I Got Fired Again. Phew!
For years, since way back when I was a full-time middle school teacher, I’ve worked writing and fact-checking trivia questions for a company that runs “pub quizzes.” For most of that time, I was the editor; I worked directly with writers on the question mix and structure and was a liaison between them and the main office. I was proud of my ability to maintain friendly relationships conducted exclusively over email.
Nearly every question went across my desk, from my years as a full-time teacher to my first years of motherhood. I took off a couple of weeks when Big Brother was born and a whopping six days for Little Brother. (He slept a lot and I couldn’t get off the couch. I got bored.)

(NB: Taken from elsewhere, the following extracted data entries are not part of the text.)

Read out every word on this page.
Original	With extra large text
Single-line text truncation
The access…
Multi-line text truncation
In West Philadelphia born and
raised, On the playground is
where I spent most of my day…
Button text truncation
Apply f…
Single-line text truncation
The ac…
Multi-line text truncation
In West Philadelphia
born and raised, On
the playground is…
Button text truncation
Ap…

When I got a job, I started getting behind. My favorite writer filled in as the backup editor. Well, now he’s the editor and I’m the favorite writer and the backup editor.

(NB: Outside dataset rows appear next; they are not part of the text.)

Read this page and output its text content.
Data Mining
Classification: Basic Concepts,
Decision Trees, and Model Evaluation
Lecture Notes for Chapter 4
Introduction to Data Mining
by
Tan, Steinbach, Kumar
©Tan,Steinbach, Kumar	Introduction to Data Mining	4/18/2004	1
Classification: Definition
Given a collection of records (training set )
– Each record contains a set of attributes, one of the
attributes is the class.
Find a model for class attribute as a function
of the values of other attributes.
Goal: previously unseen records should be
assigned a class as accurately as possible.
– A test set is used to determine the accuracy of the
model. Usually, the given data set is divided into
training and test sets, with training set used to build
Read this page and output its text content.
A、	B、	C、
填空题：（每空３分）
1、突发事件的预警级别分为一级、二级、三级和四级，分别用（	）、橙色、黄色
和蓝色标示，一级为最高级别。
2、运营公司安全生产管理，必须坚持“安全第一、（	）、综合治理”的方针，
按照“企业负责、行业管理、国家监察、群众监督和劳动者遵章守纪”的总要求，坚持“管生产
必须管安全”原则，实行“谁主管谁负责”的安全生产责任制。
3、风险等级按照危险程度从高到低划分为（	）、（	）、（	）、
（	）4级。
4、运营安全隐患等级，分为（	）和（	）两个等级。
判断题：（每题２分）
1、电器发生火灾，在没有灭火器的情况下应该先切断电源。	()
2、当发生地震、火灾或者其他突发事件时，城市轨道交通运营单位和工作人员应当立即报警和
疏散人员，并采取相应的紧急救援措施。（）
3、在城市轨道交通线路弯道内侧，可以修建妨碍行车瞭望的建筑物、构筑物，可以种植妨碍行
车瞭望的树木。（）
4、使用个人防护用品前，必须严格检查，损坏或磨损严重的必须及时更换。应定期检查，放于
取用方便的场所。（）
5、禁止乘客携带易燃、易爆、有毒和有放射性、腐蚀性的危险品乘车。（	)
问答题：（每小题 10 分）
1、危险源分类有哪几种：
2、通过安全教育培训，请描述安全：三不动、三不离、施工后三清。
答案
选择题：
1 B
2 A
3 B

It stung. Of course it did. No one likes to be taken down a notch. (I was given the news nicely enough, with respect for my years of service, and asked kindly to stay on as a writer.) If I had been able to put more effort into the editing, especially over the summer, maybe things would have been different. And it’s worth noting that the writing doesn’t pay as well as editing on an hourly basis. But within perhaps a few days, I felt immense relief.
For one thing, I like writing. It’s more creative than editing. And for another thing, as much as I enjoyed the work, I am so happy not to have the responsibility any more.

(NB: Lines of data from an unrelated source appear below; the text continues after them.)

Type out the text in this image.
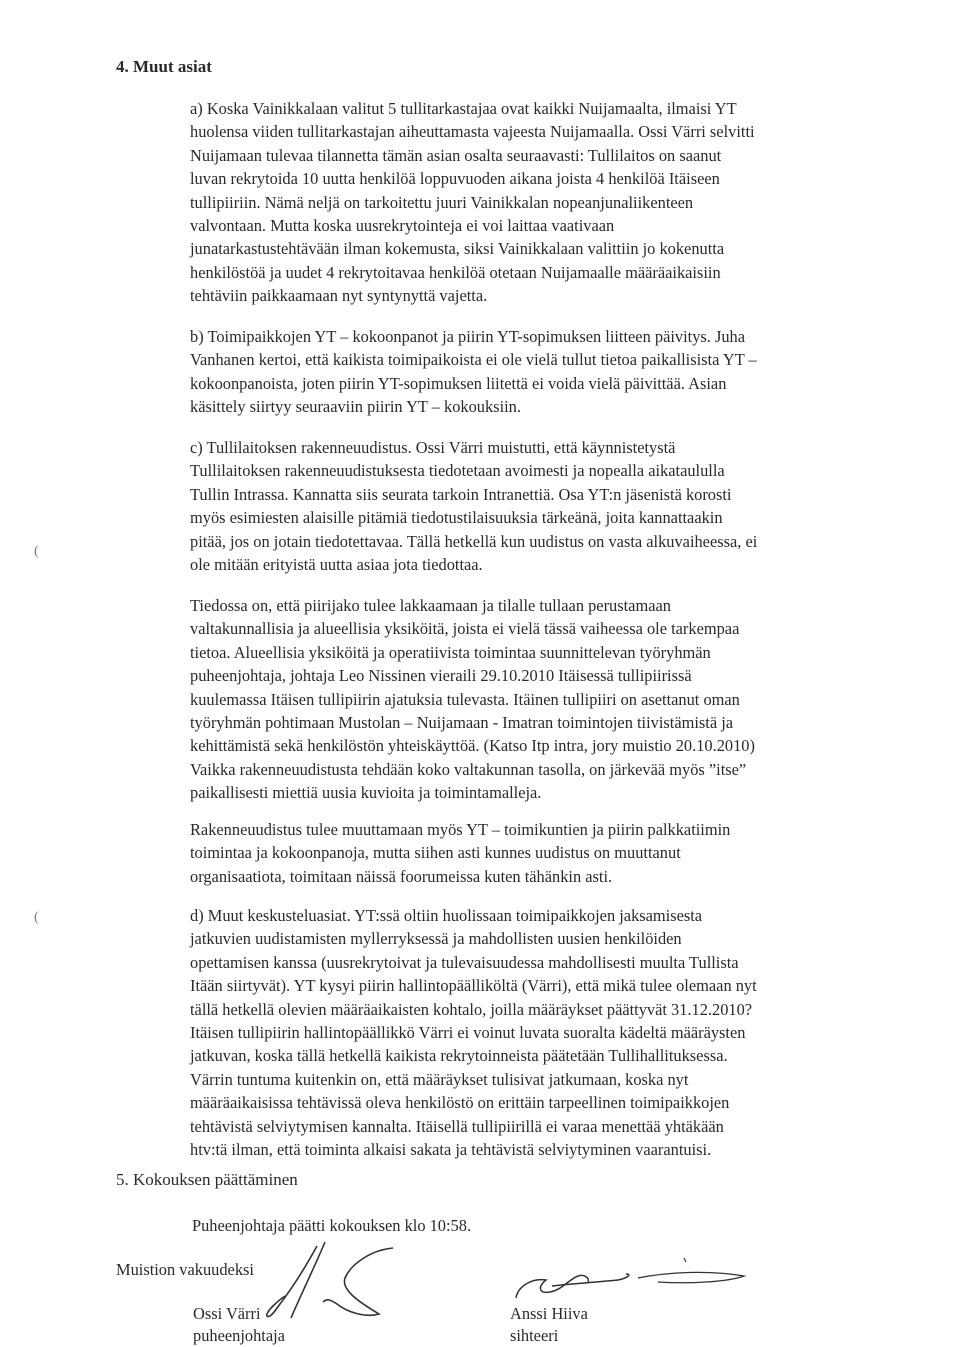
4. Muut asiat

a) Koska Vainikkalaan valitut 5 tullitarkastajaa ovat kaikki Nuijamaalta, ilmaisi YT
huolensa viiden tullitarkastajan aiheuttamasta vajeesta Nuijamaalla. Ossi Värri selvitti
Nuijamaan tulevaa tilannetta tämän asian osalta seuraavasti: Tullilaitos on saanut
luvan rekrytoida 10 uutta henkilöä loppuvuoden aikana joista 4 henkilöä Itäiseen
tullipiiriin. Nämä neljä on tarkoitettu juuri Vainikkalan nopeanjunaliikenteen
valvontaan. Mutta koska uusrekrytointeja ei voi laittaa vaativaan
junatarkastustehtävään ilman kokemusta, siksi Vainikkalaan valittiin jo kokenutta
henkilöstöä ja uudet 4 rekrytoitavaa henkilöä otetaan Nuijamaalle määräaikaisiin
tehtäviin paikkaamaan nyt syntynyttä vajetta.

b) Toimipaikkojen YT – kokoonpanot ja piirin YT-sopimuksen liitteen päivitys. Juha
Vanhanen kertoi, että kaikista toimipaikoista ei ole vielä tullut tietoa paikallisista YT –
kokoonpanoista, joten piirin YT-sopimuksen liitettä ei voida vielä päivittää. Asian
käsittely siirtyy seuraaviin piirin YT – kokouksiin.

c) Tullilaitoksen rakenneuudistus. Ossi Värri muistutti, että käynnistetystä
Tullilaitoksen rakenneuudistuksesta tiedotetaan avoimesti ja nopealla aikataululla
Tullin Intrassa. Kannatta siis seurata tarkoin Intranettiä. Osa YT:n jäsenistä korosti
myös esimiesten alaisille pitämiä tiedotustilaisuuksia tärkeänä, joita kannattaakin
pitää, jos on jotain tiedotettavaa. Tällä hetkellä kun uudistus on vasta alkuvaiheessa, ei
ole mitään erityistä uutta asiaa jota tiedottaa.

Tiedossa on, että piirijako tulee lakkaamaan ja tilalle tullaan perustamaan
valtakunnallisia ja alueellisia yksiköitä, joista ei vielä tässä vaiheessa ole tarkempaa
tietoa. Alueellisia yksiköitä ja operatiivista toimintaa suunnittelevan työryhmän
puheenjohtaja, johtaja Leo Nissinen vieraili 29.10.2010 Itäisessä tullipiirissä
kuulemassa Itäisen tullipiirin ajatuksia tulevasta. Itäinen tullipiiri on asettanut oman
työryhmän pohtimaan Mustolan – Nuijamaan - Imatran toimintojen tiivistämistä ja
kehittämistä sekä henkilöstön yhteiskäyttöä. (Katso Itp intra, jory muistio 20.10.2010)
Vaikka rakenneuudistusta tehdään koko valtakunnan tasolla, on järkevää myös ”itse”
paikallisesti miettiä uusia kuvioita ja toimintamalleja.

Rakenneuudistus tulee muuttamaan myös YT – toimikuntien ja piirin palkkatiimin
toimintaa ja kokoonpanoja, mutta siihen asti kunnes uudistus on muuttanut
organisaatiota, toimitaan näissä foorumeissa kuten tähänkin asti.

d) Muut keskusteluasiat. YT:ssä oltiin huolissaan toimipaikkojen jaksamisesta
jatkuvien uudistamisten myllerryksessä ja mahdollisten uusien henkilöiden
opettamisen kanssa (uusrekrytoivat ja tulevaisuudessa mahdollisesti muulta Tullista
Itään siirtyvät). YT kysyi piirin hallintopäälliköltä (Värri), että mikä tulee olemaan nyt
tällä hetkellä olevien määräaikaisten kohtalo, joilla määräykset päättyvät 31.12.2010?
Itäisen tullipiirin hallintopäällikkö Värri ei voinut luvata suoralta kädeltä määräysten
jatkuvan, koska tällä hetkellä kaikista rekrytoinneista päätetään Tullihallituksessa.
Värrin tuntuma kuitenkin on, että määräykset tulisivat jatkumaan, koska nyt
määräaikaisissa tehtävissä oleva henkilöstö on erittäin tarpeellinen toimipaikkojen
tehtävistä selviytymisen kannalta. Itäisellä tullipiirillä ei varaa menettää yhtäkään
htv:tä ilman, että toiminta alkaisi sakata ja tehtävistä selviytyminen vaarantuisi.

5. Kokouksen päättäminen
Puheenjohtaja päätti kokouksen klo 10:58.
Muistion vakuudeksi
Ossi Värri
puheenjohtaja
Anssi Hiiva
sihteeri
(
(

Now, if I’m tied up with other things, I just don’t work. Unless I accept a special assignment (like a Christmas set), there’s no looming deadline. I don’t feel like I have to stuff my mornings (when the kids are at school) with as much editing as possible; the house is a little cleaner and we eat a little better.
And I’m free from the constant sense of failure I felt from my inability to keep up, every time a week ended (and it was most weeks) and I had finished only three shows when I knew we needed four.
I loved that job. I miss it. But no one has time to do everything that they might love. Trying to squeeze in that one thing too many was taking away from my enjoyment of other things.
How have you pared down your responsibilities?